If, like Bridget Jones, you are facing the prospect of endlessly recycled turkey curry over the next few days (or weeks), then help is at hand. Ken Hom Travels With a Hot Wok is here to lighten up the post-Christmas gloom.
Combining elements of Michael Palin and Keith Floyd's shows, Hom's new series takes in exotic locations such as Hong Kong, Bangkok, Singapore, Sydney, Los Angeles and Vancouver where he rustles up tempting examples of Pacific Rim, or fusion, cuisine. This fashionable new development in cookery melds traditional Western ideas with spicy flavours from the East. Watching dishes like stir-fried prawns and scallops in black bean and tomato butter sauce, or grilled coconut chicken curry, or Asian-flavoured salmon fishcakes being prepared on screen, you can almost smell the wonderful aromas wafting towards the camera.
The globe-trotting chef was brought up in Chicago's Chinatown where he helped in his uncle's restaurant from the age of 11. He now resides chiefly in a converted 12th-century tower in south-west France, but should that ever pall, he also has houses in Paris and California. This TV cookery lark certainly keeps the wolf from the door. The fact that Hom has penned 14 best-selling cookbooks and that 10 per cent of homes in the UK possess a Ken Hom wok can't hurt, either.
Taking a short break in London recently, Hom explains the thinking behind the series. "The idea is something I've been doing for 20 years, mixing Asian ingredients with Western food. I grew up in a very Chinese household, but also in the larger Western world. I wanted to expand people's horizons and show that Asian ingredients could be used not just for Asian food, but for everyday cooking. It's what I do every day. It shows people how to pep up their cooking."
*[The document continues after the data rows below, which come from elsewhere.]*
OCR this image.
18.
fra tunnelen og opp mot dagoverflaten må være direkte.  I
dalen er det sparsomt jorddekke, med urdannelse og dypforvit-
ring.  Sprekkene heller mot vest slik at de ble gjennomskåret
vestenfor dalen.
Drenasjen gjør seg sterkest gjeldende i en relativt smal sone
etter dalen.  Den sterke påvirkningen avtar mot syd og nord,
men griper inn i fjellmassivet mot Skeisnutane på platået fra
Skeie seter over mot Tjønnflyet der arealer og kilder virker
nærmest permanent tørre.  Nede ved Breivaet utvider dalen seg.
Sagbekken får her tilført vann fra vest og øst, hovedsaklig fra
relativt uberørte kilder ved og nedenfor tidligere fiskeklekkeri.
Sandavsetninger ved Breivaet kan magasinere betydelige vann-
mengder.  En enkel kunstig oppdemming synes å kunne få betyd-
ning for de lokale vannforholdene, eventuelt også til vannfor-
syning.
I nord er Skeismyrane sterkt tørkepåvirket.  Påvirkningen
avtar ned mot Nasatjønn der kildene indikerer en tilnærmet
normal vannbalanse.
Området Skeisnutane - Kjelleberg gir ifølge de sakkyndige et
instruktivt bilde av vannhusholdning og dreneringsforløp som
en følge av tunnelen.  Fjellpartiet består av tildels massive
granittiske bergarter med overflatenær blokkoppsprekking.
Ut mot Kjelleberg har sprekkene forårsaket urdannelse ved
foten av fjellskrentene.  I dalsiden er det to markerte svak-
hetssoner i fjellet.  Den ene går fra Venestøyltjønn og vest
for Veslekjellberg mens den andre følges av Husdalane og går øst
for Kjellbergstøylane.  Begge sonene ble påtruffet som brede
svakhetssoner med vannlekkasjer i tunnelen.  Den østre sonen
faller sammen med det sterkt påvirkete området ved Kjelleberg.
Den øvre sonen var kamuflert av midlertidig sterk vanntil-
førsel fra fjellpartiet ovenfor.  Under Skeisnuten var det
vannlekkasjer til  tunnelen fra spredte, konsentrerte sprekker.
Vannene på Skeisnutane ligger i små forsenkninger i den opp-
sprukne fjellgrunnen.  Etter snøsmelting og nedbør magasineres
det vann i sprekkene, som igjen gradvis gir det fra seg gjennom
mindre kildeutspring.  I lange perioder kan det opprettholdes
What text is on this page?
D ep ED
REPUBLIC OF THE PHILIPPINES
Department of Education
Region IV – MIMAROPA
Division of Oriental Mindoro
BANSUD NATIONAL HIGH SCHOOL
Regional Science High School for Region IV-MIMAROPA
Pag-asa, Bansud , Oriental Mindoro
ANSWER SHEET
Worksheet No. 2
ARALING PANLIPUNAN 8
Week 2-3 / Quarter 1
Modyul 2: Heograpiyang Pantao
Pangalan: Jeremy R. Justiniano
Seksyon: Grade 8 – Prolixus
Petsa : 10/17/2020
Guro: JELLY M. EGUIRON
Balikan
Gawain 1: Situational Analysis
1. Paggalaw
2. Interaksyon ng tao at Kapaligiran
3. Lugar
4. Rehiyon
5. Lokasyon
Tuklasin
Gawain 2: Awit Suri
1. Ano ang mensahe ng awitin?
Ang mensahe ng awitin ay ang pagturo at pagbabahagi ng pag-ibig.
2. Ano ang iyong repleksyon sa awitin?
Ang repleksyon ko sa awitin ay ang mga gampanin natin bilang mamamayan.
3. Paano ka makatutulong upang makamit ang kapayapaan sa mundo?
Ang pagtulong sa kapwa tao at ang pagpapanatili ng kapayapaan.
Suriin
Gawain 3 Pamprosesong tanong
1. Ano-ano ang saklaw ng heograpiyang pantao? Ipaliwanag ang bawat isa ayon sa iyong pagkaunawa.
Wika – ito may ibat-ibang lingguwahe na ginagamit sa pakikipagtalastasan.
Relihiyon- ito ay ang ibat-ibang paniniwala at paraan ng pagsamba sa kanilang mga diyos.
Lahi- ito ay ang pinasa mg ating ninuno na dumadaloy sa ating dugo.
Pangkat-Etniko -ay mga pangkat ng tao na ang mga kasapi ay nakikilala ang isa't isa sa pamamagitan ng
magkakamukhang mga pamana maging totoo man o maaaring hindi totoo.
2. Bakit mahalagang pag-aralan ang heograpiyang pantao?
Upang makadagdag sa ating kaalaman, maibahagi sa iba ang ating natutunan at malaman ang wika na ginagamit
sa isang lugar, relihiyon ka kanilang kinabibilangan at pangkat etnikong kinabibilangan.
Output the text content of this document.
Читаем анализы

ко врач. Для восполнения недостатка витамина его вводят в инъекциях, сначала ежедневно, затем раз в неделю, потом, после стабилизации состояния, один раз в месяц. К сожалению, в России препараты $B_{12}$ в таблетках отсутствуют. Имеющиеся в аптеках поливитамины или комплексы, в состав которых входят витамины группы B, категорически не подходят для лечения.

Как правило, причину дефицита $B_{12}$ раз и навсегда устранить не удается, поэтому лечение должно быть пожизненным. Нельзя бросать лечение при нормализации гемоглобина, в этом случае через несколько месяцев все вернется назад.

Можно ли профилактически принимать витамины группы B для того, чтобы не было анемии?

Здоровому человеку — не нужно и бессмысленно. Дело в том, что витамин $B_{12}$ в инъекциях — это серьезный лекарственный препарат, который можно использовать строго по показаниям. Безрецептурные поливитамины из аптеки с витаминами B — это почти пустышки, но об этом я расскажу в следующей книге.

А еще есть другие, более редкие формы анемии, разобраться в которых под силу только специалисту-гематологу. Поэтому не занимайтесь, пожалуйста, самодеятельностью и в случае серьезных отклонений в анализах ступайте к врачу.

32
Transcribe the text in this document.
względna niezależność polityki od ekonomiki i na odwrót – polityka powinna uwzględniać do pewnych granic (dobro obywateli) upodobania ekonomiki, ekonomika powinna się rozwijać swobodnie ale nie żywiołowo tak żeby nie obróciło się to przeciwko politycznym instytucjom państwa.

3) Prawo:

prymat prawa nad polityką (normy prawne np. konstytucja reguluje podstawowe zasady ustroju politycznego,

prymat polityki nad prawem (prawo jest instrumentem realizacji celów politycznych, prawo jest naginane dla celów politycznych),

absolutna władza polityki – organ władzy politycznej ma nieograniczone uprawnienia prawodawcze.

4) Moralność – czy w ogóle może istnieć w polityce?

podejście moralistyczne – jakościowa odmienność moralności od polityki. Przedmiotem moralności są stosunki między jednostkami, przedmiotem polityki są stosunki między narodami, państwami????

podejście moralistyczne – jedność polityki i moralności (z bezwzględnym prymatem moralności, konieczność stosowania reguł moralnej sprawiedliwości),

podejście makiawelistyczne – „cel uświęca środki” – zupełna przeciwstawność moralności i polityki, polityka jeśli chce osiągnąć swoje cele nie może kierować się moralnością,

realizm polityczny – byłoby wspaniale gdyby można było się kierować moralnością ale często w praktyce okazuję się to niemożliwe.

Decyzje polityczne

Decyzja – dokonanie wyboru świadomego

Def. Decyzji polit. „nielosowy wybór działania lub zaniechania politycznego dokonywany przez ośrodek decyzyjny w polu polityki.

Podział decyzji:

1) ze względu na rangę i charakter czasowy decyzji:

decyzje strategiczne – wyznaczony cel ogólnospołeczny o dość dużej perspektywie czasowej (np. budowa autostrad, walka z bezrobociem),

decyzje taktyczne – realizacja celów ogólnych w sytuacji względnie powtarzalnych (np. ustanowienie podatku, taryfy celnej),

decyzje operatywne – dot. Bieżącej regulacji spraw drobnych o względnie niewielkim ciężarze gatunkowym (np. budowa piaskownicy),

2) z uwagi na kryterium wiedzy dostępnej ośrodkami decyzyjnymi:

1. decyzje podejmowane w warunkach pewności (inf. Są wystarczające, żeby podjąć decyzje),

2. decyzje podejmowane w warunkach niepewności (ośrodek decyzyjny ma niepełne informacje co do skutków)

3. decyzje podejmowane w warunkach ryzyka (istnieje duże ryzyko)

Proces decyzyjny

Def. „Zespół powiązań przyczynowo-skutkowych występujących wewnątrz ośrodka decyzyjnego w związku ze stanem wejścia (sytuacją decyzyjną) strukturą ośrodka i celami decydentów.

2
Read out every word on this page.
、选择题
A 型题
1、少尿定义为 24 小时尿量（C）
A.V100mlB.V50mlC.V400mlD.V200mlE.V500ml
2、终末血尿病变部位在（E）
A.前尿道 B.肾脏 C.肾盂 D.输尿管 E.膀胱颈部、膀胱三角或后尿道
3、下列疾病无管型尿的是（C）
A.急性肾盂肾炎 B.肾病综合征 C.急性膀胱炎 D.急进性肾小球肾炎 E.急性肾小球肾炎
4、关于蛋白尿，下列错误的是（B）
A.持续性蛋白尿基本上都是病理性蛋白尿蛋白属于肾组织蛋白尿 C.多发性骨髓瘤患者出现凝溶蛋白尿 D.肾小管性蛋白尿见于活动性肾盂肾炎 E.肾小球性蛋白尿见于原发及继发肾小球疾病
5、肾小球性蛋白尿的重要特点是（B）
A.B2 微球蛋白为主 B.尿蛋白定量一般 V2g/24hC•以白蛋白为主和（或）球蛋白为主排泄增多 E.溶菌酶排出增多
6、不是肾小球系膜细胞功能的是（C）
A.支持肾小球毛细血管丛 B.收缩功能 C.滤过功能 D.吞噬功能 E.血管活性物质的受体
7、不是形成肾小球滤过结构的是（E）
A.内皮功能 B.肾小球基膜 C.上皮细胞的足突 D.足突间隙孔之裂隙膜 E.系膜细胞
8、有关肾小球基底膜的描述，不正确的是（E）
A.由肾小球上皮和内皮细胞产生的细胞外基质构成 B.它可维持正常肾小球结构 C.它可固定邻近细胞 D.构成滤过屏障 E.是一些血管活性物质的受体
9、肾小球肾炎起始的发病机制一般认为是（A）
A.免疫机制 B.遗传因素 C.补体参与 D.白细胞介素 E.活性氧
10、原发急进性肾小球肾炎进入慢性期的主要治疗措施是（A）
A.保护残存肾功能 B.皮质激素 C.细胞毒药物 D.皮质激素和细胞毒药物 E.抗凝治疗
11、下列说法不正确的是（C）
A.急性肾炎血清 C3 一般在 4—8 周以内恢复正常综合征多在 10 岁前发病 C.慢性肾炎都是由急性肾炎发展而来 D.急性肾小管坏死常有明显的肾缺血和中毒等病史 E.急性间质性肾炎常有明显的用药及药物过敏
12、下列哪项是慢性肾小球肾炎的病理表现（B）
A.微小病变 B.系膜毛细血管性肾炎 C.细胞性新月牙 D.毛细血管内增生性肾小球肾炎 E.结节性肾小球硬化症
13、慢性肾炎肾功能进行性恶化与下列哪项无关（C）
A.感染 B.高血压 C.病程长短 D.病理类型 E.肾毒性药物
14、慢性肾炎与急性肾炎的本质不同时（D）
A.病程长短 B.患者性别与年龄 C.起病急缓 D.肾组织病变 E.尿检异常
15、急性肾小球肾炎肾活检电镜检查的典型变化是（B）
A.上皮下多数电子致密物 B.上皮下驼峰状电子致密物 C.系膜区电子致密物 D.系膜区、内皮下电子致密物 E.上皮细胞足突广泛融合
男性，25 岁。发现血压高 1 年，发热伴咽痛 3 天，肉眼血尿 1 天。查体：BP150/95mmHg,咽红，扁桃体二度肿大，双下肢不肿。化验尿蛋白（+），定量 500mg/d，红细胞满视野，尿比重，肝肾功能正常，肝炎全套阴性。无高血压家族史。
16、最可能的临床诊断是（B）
Perhaps because of the prevalence of foreign travel these days, we're all becoming more ready to accept outside influences. "Ten or even five years ago, this series would have been harder to do," Hom contends. "Today you can buy lemon grass, ginger or Chinese cabbage at any supermarket. Fusion cooking is the natural outcome of the cosmopolitanisation of food. Olive oil is not a very British ingredient, but everyone has it in their cupboard, just as everyone has a bottle of soy sauce.
"It's the result of food products going round the world and being discovered by different countries," he continues. "When I was growing up in a Chinese household, I didn't know what butter or cream were. But as soon as I discovered them, there was no reason not to use them. We're not in such a strait- jacket anymore. In the UK, you have people from all over the world who contribute to an interesting mixed culture. It's the same with food. Your love affair with Indian cooking has opened the door to people experiencing all sorts of different tastes. Now the UK has the most adventurous cuisine in Europe. Like many Anglo-Saxon countries which didn't have a very strong food culture, you're not wedded to your own cuisine. You're not chauvinistic about it like the French or the Italians. History is a good thing, but it can tie you down as well."
This new openness has helped to rescue our reputation in the kitchen. "You suffered from post-War rationing," Hom reasons. "A whole generation grew up just eating bland food with no seasoning. Also, it was not considered good form to discuss food - even at dinner. It was like talking about a bodily function. That's changed as Britain has seen a loosening up of the traditional ways. Food is something to relish with a passion, rather than be ashamed of. You've now moved away from that Protestant ethic of never talking about food or sex."
In our new-found enthusiasm, however, we are in danger of over-egging the pudding. On TV now, it's almost a case of too many cooks spoil the schedules. But Hom argues that "fashion and design have moved at an accelerated rate. British people's insatiable appetite for cooking programmes is merely a need to catch up with the rest of the world."
Does he see any sign of the food fad fading? "What I do is not merely fashion," he declares. "If you do it solidly, the bubble won't burst. It's grounded. In the 14 years I've been on the scene, people have come and gone, but those with a body of work behind them last."
One such is, of course, Hom himself. How does he account for his own televisual longevity? "What I do is simple," he maintains, although anyone who's gone 12 rounds with a hot wok and lost may disagree. "My recipes are doable. Many people have also told me that what they like is my natural enthusiasm to share my culture with the wider British public. Passion is what it's all about."
And you thought it was just a matter of slinging a few odds and sods into a hot wok.